L’un des conseillers du premier ministre, François Fillon, a expliqué au Monde que la France avait multiplié ses contacts avec Tripoli à partir de 2004. De source proche de la DGSE, on confirme qu’entre 2004 et 2006, « des visites protocolaires régulières » ont été faites par les services français à Tripoli.
FORCES SPÉCIALES
De 2006 à 2011, les relations se sont approfondies. Les agents français sont allés régulièrement à Tripoli et ont procédé avec leurs homologues libyens, toujours selon la même source, à des « échanges d’informations de type analytique » sur la nébuleuse Al-Qaida. Début 2011, l’Elysée a été informé du projet de rencontre entre Moussa Koussa et les chefs de deux services de renseignement français, DGSE et DCRI (Direction centrale du renseignement intérieur, contre-espionnage).
La proximité entre les services français et libyens s’est également concrétisée en 2005 sur le terrain de la formation d’unités spécialisées.
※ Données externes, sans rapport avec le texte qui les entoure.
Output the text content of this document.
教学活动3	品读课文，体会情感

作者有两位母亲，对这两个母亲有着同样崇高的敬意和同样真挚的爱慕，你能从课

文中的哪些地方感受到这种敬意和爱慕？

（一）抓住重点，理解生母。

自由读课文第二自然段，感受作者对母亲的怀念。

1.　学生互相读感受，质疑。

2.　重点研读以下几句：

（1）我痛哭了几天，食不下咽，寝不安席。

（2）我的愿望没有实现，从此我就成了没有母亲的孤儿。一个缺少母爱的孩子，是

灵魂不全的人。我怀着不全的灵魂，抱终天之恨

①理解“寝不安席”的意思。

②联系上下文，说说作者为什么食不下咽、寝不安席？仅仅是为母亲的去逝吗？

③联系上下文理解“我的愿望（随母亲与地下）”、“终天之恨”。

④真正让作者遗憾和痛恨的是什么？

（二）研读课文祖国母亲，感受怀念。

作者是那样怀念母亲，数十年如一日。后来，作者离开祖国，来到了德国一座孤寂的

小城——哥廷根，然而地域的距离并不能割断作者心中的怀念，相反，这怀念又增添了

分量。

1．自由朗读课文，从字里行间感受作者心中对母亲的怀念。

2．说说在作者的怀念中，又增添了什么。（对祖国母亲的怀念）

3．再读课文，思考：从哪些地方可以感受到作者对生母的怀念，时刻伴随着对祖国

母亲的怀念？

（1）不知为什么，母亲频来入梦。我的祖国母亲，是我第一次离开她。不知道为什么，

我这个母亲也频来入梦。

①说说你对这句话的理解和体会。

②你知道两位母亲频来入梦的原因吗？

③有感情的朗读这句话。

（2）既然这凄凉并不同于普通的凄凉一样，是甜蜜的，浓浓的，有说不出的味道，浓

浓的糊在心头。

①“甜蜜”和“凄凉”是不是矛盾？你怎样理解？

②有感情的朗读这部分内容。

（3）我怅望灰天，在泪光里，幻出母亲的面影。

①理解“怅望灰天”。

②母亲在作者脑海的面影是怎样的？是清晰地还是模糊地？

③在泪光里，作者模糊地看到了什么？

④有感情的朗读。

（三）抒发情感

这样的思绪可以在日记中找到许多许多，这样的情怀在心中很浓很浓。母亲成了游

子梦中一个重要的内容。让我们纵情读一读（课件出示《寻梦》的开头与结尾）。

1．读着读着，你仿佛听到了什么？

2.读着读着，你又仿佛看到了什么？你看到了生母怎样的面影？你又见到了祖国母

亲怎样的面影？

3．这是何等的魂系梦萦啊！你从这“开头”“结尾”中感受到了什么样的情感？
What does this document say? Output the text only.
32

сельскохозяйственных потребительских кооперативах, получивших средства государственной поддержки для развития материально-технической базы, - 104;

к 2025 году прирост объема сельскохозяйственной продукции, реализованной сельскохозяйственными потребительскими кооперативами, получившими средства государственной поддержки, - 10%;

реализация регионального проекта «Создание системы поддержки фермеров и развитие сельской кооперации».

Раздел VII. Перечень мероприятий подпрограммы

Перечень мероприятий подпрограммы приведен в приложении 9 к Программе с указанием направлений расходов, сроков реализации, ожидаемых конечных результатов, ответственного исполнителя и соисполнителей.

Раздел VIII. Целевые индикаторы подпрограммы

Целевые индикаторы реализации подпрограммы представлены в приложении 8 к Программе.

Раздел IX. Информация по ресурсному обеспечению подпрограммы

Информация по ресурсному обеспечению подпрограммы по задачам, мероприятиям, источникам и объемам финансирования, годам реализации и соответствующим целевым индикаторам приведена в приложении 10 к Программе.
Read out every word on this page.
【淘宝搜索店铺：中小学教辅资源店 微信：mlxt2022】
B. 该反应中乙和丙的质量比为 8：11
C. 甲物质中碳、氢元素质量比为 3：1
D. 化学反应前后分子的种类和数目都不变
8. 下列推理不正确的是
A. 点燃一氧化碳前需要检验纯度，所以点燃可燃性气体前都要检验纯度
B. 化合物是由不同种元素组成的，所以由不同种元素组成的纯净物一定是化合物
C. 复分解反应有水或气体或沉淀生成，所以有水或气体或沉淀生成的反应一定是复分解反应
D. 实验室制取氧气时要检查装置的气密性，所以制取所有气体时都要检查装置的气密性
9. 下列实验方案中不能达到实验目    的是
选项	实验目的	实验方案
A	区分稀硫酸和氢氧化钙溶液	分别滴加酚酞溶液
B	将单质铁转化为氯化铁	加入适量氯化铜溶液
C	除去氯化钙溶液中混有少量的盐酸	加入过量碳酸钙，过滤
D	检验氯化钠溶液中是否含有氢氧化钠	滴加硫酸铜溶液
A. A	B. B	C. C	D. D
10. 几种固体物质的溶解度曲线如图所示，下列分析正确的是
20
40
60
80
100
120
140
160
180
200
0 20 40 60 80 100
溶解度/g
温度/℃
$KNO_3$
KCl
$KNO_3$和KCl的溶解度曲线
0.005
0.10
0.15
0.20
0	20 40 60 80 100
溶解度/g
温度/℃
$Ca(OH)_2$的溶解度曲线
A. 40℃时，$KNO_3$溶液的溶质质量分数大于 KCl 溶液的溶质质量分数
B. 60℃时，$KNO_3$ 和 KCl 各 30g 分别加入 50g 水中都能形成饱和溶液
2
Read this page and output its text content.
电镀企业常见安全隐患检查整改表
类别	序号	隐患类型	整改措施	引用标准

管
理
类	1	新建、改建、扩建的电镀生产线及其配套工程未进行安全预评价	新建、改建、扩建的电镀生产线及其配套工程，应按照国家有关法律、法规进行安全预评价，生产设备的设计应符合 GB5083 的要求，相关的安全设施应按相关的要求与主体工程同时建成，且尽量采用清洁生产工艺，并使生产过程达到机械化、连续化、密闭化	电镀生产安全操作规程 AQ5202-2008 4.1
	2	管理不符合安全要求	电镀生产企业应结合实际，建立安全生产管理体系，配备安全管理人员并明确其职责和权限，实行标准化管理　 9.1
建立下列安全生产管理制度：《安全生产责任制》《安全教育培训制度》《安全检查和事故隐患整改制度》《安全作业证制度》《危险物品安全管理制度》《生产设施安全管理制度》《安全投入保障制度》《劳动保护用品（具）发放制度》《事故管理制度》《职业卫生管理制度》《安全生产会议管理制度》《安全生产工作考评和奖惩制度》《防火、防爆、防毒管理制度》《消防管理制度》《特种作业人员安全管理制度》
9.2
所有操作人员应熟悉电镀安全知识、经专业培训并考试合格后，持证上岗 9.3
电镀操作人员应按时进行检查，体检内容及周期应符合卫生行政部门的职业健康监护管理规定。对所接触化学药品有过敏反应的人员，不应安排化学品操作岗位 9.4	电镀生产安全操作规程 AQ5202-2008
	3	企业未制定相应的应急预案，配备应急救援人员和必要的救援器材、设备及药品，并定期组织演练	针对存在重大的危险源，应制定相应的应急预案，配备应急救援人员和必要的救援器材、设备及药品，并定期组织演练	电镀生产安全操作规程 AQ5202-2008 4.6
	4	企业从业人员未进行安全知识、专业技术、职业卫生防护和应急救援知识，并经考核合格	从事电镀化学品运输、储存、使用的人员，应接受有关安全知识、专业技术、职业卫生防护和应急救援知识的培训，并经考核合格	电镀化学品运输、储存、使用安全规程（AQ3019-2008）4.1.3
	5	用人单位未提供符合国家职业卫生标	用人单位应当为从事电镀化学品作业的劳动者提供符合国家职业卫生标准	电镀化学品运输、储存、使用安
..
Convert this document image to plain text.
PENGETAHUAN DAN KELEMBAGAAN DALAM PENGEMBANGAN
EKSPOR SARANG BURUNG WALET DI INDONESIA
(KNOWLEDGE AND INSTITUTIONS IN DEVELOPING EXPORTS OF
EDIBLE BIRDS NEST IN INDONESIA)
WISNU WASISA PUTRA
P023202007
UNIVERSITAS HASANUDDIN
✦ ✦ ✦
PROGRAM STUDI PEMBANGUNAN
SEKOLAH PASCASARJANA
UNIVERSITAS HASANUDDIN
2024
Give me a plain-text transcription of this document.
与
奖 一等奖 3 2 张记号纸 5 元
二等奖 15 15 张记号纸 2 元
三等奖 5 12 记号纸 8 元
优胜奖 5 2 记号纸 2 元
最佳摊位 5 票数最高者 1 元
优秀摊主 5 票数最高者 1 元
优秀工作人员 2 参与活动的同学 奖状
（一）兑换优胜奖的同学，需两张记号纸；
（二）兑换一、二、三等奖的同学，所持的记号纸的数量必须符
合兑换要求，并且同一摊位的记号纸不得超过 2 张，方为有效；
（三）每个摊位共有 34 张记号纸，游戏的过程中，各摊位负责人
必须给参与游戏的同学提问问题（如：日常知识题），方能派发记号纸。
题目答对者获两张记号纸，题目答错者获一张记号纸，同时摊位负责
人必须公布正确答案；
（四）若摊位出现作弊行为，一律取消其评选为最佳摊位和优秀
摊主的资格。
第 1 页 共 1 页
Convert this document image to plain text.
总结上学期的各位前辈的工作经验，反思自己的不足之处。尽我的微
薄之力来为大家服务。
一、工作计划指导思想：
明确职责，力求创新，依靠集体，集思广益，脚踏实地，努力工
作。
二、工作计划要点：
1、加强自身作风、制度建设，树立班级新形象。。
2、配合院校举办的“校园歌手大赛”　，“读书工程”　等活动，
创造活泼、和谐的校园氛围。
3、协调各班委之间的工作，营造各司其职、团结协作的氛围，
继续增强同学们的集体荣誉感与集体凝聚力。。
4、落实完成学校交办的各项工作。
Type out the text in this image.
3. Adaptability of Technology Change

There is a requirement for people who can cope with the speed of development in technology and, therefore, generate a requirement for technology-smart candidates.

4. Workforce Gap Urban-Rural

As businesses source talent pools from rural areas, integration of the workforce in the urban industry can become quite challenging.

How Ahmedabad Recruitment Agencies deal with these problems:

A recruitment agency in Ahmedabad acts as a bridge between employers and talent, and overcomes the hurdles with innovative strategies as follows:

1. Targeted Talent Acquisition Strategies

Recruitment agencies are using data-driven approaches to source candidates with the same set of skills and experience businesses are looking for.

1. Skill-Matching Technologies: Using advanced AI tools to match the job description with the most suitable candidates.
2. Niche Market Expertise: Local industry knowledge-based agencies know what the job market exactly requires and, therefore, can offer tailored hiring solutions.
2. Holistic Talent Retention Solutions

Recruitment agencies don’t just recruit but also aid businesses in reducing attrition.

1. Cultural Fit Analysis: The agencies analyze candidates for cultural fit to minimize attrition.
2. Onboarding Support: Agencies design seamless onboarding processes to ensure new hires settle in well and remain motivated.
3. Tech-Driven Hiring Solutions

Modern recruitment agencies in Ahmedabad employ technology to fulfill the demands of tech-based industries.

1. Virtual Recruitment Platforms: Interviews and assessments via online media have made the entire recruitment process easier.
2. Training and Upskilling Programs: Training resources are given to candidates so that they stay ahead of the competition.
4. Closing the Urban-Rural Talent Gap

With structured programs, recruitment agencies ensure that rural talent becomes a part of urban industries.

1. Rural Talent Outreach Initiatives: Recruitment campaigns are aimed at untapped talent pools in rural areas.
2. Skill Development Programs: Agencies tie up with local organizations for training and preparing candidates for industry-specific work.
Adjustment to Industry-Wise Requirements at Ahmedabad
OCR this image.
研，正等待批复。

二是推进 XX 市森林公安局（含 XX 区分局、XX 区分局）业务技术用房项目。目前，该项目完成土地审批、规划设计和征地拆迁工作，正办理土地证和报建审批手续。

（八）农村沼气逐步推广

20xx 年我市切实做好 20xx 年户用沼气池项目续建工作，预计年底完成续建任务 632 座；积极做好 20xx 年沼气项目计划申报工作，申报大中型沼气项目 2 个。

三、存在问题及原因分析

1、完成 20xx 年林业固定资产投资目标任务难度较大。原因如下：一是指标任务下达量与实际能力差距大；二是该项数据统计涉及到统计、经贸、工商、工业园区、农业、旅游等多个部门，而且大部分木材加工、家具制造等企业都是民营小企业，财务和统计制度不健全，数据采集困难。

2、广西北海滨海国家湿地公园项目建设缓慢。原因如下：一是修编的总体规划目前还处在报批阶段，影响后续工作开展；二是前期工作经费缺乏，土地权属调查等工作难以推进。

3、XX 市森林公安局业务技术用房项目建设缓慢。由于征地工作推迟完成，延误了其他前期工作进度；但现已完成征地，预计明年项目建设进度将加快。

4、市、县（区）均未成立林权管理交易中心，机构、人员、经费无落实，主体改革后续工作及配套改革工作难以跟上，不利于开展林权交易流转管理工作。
Cette année-là, la DST (ex-DCRI) a demandé à la société de sécurité privée française Geos d’assurer la formation des forces spéciales libyennes. « Après quelques mois, a rapporté, mardi 6 septembre, au Monde, le dirigeant de Geos, le général Jean Heinrich, ex-patron de la direction du renseignement militaire, la DGSE nous a dit qu’elle remplirait elle-même ce contrat et enverrait ses propres agents réaliser la mission. » La DGSE aurait également rempli d’autres missions « ponctuelles » d’encadrement des services de renseignement libyens ou de forces spécialisées. « La fin du contentieux franco-libyen, en 2006, sur l’attentat contre l’avion d’UTA a facilité les relations avec Tripoli », explique-t-on à Matignon.
Le ministère des affaires étrangères français a par ailleurs indiqué, mardi 6 septembre, que du matériel électronique destiné à espionner les opposants et les rebelles libyens avait bien été vendu à Tripoli par la société française, Amesys. « Le logiciel Eagle ne fait pas l’objet d’un contrôle à l’exportation, a précisé le porte-parole du Quai d’Orsay, Bernard Valero, l’Etat n’a pas de visibilité sur son exportation ; nous démentons donc toute implication dans des opérations d’écoute de la population libyenne. » La DGSE s’est refusée à tout commentaire mais a tenu à rappeler que l’ensemble de ses activités en Libye s’inscrivait dans la lutte antiterroriste et notamment dans la traque, après 2001, des membres d’Al-Qaida et ses alliés, dont les combattants d’Al-Qaida au Maghreb islamique (AQMI). De source proche de la DGSE, on ajoute que les contacts avec Tripoli « se sont avérés décevants car les Libyens ont fait preuve d’un faible engouement dans la lutte antiterroriste ».